The United States and China are the two most powerful countries in the world and, without surprise, have many areas of dispute. From the point of view of the United States, China is militarily aggressive for its neighbors, an attacker of human rights at the national level and a sparkled economic rival. For China, the United States is a world class hypocrite that speaks of the liberal international order while repeatedly ignoring the principle of free trade and putting or supporting the wars of choice several times. The two parties have one point, but these are all problems that can be resolved by diplomacy.
Transforming these political disputes into a great power competition has the same effect as the Cold War, which increases the challenges of each disagreement via the risk of rapid climbing.

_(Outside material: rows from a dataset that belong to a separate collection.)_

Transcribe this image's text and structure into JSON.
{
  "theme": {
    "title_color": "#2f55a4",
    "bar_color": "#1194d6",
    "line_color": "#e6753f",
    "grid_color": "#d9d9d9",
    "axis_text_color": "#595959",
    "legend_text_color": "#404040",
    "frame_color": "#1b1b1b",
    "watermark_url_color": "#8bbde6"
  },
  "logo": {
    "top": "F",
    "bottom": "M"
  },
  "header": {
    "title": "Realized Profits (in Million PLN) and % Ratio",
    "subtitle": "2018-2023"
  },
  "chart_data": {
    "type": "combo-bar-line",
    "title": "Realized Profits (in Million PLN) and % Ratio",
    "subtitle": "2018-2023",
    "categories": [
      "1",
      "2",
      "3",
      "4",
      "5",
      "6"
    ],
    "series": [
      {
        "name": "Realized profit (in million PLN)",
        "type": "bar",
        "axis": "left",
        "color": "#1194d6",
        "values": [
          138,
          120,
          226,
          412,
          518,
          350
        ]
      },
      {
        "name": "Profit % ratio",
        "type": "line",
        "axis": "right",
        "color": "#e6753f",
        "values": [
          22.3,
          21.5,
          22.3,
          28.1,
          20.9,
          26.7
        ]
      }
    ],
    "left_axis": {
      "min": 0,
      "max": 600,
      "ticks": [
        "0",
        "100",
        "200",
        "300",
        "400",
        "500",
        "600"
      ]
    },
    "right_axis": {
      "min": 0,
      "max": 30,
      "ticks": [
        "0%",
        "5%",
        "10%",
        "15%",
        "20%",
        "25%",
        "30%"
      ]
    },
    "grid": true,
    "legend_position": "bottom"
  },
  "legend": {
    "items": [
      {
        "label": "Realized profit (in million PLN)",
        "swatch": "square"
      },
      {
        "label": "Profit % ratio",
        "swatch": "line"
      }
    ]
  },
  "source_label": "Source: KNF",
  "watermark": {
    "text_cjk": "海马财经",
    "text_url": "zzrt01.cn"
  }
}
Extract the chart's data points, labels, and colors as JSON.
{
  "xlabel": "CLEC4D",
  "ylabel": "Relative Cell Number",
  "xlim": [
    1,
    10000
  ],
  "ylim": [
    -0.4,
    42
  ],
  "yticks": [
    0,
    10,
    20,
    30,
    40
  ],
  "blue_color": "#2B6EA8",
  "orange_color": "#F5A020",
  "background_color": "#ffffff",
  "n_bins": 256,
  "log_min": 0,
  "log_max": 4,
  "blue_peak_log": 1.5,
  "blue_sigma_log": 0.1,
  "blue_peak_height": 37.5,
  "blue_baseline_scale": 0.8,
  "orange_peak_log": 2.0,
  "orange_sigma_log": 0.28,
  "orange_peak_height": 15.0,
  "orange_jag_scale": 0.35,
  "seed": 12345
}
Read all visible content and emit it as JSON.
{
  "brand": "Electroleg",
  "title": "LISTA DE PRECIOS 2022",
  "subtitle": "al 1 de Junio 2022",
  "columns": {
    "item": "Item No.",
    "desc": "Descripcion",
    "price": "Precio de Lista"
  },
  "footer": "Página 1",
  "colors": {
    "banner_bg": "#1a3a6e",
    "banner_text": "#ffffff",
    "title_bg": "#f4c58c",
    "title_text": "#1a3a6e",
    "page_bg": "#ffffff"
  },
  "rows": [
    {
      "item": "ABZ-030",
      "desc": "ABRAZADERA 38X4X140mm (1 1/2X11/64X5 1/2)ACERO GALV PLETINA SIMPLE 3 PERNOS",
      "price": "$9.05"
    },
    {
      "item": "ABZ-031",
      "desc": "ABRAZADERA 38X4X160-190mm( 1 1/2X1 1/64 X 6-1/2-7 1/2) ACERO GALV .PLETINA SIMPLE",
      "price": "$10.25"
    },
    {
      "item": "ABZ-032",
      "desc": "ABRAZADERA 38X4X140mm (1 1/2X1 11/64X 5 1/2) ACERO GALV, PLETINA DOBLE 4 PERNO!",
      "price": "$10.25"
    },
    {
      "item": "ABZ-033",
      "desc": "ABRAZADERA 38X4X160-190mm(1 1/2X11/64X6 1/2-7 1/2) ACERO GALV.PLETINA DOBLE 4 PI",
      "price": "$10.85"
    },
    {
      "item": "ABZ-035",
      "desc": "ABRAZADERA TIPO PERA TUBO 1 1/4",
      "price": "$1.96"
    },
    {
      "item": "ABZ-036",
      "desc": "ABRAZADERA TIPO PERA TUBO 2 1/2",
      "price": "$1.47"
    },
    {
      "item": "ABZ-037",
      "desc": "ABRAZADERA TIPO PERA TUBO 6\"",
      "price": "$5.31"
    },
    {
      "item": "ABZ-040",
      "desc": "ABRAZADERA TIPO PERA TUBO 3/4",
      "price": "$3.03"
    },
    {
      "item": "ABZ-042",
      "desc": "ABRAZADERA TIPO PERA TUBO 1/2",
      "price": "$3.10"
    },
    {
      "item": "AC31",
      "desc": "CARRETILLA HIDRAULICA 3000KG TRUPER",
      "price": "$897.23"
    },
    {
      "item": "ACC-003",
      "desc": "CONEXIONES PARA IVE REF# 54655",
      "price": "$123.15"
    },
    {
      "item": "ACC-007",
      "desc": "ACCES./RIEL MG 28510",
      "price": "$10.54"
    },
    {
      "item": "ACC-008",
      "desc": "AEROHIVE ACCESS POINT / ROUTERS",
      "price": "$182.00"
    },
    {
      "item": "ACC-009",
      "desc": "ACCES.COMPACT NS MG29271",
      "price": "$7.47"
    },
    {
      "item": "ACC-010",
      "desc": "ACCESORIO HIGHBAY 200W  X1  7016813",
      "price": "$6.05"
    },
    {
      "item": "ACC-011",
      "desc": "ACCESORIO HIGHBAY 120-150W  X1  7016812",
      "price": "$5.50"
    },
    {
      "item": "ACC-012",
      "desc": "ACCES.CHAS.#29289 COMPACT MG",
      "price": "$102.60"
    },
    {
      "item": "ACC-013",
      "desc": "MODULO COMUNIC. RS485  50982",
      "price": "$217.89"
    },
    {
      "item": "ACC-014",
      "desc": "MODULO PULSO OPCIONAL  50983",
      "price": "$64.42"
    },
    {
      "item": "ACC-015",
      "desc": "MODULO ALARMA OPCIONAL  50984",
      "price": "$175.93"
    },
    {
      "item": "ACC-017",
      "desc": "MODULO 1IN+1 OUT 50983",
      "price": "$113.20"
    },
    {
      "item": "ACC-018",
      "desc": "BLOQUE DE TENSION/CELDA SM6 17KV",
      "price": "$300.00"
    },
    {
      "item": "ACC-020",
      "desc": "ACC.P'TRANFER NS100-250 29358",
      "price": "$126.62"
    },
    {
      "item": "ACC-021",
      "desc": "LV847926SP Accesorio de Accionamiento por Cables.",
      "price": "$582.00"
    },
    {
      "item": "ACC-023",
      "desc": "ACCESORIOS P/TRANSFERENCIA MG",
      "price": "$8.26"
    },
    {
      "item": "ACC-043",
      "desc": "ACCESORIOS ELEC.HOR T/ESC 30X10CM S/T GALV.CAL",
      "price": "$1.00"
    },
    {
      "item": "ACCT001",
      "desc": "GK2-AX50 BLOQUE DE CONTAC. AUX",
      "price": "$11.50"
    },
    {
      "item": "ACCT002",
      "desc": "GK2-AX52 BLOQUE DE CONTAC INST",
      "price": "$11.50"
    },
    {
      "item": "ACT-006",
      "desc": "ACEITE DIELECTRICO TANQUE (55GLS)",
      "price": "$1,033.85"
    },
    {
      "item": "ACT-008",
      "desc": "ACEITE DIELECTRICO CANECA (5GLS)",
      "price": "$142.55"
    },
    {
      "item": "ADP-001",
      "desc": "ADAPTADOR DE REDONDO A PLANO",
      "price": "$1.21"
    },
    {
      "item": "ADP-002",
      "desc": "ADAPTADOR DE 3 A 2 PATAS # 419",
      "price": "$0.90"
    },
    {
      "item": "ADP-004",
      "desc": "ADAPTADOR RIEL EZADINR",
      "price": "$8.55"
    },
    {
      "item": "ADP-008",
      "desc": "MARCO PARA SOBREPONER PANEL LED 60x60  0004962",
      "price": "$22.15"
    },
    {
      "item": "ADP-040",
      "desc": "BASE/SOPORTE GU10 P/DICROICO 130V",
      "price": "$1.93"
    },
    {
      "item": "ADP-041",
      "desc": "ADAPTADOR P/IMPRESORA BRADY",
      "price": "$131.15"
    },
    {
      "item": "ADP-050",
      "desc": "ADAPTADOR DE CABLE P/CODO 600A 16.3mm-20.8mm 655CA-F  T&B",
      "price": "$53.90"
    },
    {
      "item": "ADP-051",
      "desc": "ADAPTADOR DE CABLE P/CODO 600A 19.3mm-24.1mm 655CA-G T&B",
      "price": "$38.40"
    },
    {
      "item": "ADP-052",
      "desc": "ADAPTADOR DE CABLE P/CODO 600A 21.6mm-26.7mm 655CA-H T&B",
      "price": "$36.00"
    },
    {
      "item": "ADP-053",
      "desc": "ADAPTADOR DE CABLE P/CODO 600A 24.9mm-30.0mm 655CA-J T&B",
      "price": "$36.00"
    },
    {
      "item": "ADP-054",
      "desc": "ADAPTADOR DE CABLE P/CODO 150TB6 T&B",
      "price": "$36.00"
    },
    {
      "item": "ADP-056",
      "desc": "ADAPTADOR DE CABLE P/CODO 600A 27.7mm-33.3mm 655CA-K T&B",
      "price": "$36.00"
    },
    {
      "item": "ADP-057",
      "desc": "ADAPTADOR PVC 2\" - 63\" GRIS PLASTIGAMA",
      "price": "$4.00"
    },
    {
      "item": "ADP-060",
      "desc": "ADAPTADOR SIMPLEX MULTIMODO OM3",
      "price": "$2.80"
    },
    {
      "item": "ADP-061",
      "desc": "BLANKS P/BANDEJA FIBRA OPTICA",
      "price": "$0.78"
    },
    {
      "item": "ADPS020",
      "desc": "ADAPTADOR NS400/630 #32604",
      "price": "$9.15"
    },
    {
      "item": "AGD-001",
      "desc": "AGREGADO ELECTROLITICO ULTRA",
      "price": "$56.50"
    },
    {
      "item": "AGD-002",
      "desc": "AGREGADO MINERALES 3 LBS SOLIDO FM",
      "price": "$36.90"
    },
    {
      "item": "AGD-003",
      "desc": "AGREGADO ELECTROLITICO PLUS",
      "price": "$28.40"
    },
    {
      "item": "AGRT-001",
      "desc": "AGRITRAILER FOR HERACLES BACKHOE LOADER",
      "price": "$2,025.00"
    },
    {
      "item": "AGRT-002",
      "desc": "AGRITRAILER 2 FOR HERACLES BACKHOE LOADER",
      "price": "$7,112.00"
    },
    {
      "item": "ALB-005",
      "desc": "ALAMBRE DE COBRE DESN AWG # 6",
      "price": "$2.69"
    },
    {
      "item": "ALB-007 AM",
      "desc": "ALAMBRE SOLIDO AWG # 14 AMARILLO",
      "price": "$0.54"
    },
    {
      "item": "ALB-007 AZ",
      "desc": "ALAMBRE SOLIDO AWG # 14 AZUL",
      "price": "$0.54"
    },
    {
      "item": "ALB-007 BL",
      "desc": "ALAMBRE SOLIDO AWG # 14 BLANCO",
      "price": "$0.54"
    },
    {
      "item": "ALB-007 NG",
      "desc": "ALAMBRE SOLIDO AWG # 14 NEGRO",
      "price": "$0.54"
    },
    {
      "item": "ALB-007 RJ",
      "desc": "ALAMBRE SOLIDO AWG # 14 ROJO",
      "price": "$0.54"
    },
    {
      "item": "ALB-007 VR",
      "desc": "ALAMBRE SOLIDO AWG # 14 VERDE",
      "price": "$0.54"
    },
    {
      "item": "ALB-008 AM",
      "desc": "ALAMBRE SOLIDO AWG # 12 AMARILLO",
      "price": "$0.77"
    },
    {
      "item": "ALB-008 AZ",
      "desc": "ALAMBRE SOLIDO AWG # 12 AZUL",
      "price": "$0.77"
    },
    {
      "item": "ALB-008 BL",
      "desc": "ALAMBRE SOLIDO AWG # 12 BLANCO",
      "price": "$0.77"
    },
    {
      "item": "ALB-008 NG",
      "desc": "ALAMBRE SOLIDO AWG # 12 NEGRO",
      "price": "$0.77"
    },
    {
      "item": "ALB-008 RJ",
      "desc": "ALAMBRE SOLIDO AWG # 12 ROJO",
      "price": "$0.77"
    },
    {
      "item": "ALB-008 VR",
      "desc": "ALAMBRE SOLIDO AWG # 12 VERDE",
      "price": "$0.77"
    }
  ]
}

Jackson and Brenes convincingly demonstrate that the push to make rivalry with China the foundation of a unified national and foreign policy is based on a badly informed nostalgia for the Cold War. For many in the political elite, the Cold War was a blessed period of national cohesion and goal during which a common enemy allowed the United States to unite behind robust social spending, technological progress and civil rights. It was the era of the interstate highway and the Moshot, expanding universities and consensual policy – all led under the auspices of a Cold War which was indeed a long peace.
This vision of Halcyon of America in the middle of the century found the expression in 2020 in the establishment journal Foreign affairs. In a test entitled “China Challenge can help America to avoid decline”, Kurt Mr. Campbell and Rush Doshi – who become the major forms of politics in Asia in Biden’s administration – said that “the arrival of an external competitor has often prompted the United States to become its best self”.
Jackson and Brenes do us all a service by reminding their readers that real Cold War – who saw 20 million dead in proxy wars as well as intense domestic repression under the McCarthysm – were not, in fact, a happy period. Military Keynesianism has only increased economic inequalities, because it has favored highly educated white workers and diverted the economy from a broader redistribution. Civil rights activists were constantly as a siege by a state of surveillance authorized by anti-communist ideology.
In 21st century America, the new cold war also fueled domestic repression and increased the risk of foreign wars, without creating progressive consensus in favor of internal expenditure.
The wars give a license to xenophobia. It is hardly an accident that Trump, quick to blame China for everything, from the fentanyl crisis to the cocovio pandemic, is the dominant politician of the time. The current attack on pro-Palestinian students has its model in the fierce purge of Chinese students that Trump launched in 2020. Xenophobia is not exclusively a vice from the GOP. At the beginning of last year, Nancy Pelosi told Pink code demonstrators calling a cease-fire in Gaza to “return to China where your head office is located”. The first cold war was a disaster. The second cold war, which delays efforts to combat the true existential threat of climate change, could be really apocalyptic.
At this time of crisis, we need a unified and progressive opposition to Donald Trump.
We are starting to see a form in the streets and in the ballot boxes across the country: from the campaign of the candidate for the town hall of New York, Zohran Mamdani, affordable, to communities protecting their neighbors from ice, to senators opposed to arms expeditions to Israel.
The Democratic Party has an urgent choice to make: will he embrace a policy that is principles and popular, or will it continue to insist on losing elections with the elites and the outside contact consultants that brought us here?